Marvin Postema is far from the only one angry with the Army Corps of Engineers after dealing with the nasty and smelly algae that ended up in his Cape Coral canal last summer.
”Didn’t hardly want to come out on even the lanai because it smelled so bad,” Postema said.
Bill Steinke, a local realtor, did not want the green gunk to hurt his business again.
“Obviously water quality is a primary component of why people move here,” Steinke said.
Steinke and others with concerns for the future of our water quality filled seats at a meeting in Cape Coral Tuesday. The main topic of discussion at the meeting focuses on what is being done to get better water quality.
Jennifer Reynolds, lieutenant colonel of the Army Corps, lead the string of speakers.
“I can’t control the amount of rain nor when it falls,” Reynolds said.
But, Reynolds said what her team is doing differently this year will help. Public input is being considered in revising the scheduled of the Lake Okeechobee releases.

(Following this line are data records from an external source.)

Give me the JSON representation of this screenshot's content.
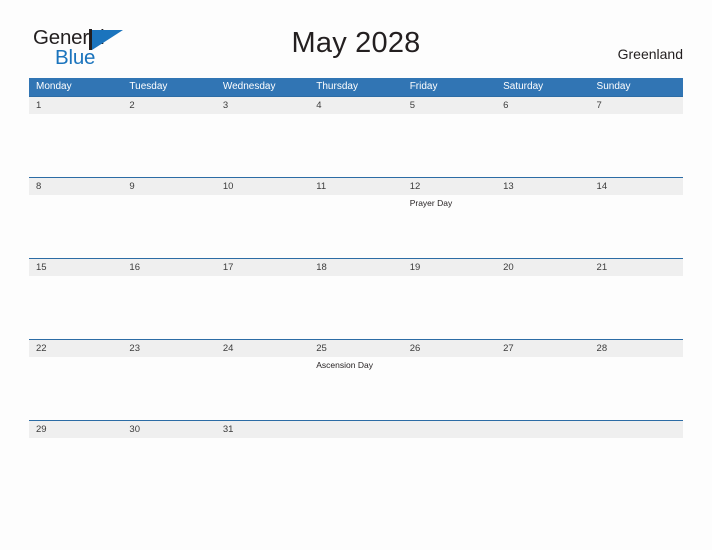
{
  "brand": {
    "name_part1": "General",
    "name_part2": "Blue",
    "accent_color": "#1b74bd"
  },
  "header": {
    "title": "May 2028",
    "country": "Greenland"
  },
  "theme": {
    "header_bg": "#3175b4",
    "row_divider": "#2c6ca5",
    "date_band": "#efefef",
    "page_bg": "#fdfdfd"
  },
  "calendar": {
    "weekday_headers": [
      "Monday",
      "Tuesday",
      "Wednesday",
      "Thursday",
      "Friday",
      "Saturday",
      "Sunday"
    ],
    "weeks": [
      {
        "days": [
          {
            "num": "1",
            "event": ""
          },
          {
            "num": "2",
            "event": ""
          },
          {
            "num": "3",
            "event": ""
          },
          {
            "num": "4",
            "event": ""
          },
          {
            "num": "5",
            "event": ""
          },
          {
            "num": "6",
            "event": ""
          },
          {
            "num": "7",
            "event": ""
          }
        ]
      },
      {
        "days": [
          {
            "num": "8",
            "event": ""
          },
          {
            "num": "9",
            "event": ""
          },
          {
            "num": "10",
            "event": ""
          },
          {
            "num": "11",
            "event": ""
          },
          {
            "num": "12",
            "event": "Prayer Day"
          },
          {
            "num": "13",
            "event": ""
          },
          {
            "num": "14",
            "event": ""
          }
        ]
      },
      {
        "days": [
          {
            "num": "15",
            "event": ""
          },
          {
            "num": "16",
            "event": ""
          },
          {
            "num": "17",
            "event": ""
          },
          {
            "num": "18",
            "event": ""
          },
          {
            "num": "19",
            "event": ""
          },
          {
            "num": "20",
            "event": ""
          },
          {
            "num": "21",
            "event": ""
          }
        ]
      },
      {
        "days": [
          {
            "num": "22",
            "event": ""
          },
          {
            "num": "23",
            "event": ""
          },
          {
            "num": "24",
            "event": ""
          },
          {
            "num": "25",
            "event": "Ascension Day"
          },
          {
            "num": "26",
            "event": ""
          },
          {
            "num": "27",
            "event": ""
          },
          {
            "num": "28",
            "event": ""
          }
        ]
      },
      {
        "last": true,
        "days": [
          {
            "num": "29",
            "event": ""
          },
          {
            "num": "30",
            "event": ""
          },
          {
            "num": "31",
            "event": ""
          },
          {
            "num": "",
            "event": ""
          },
          {
            "num": "",
            "event": ""
          },
          {
            "num": "",
            "event": ""
          },
          {
            "num": "",
            "event": ""
          }
        ]
      }
    ]
  }
}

“As government, and elected officials we want to make sure that we do everything in our power to eliminate either the red tide or the blue-green algae,” said Joe Coviello, the mayor Cape Coral.
A newly appointed member of the South Florida Water Management District also spoke about his goals to make our water better.
“Make sure we get the new EAA reservoir down south,” said Chauncey Goss, a member of the SFWMD. “Make sure we get the C43 reservoir, which is right on the Hendry County line. Make sure those are built and those are built quickly.”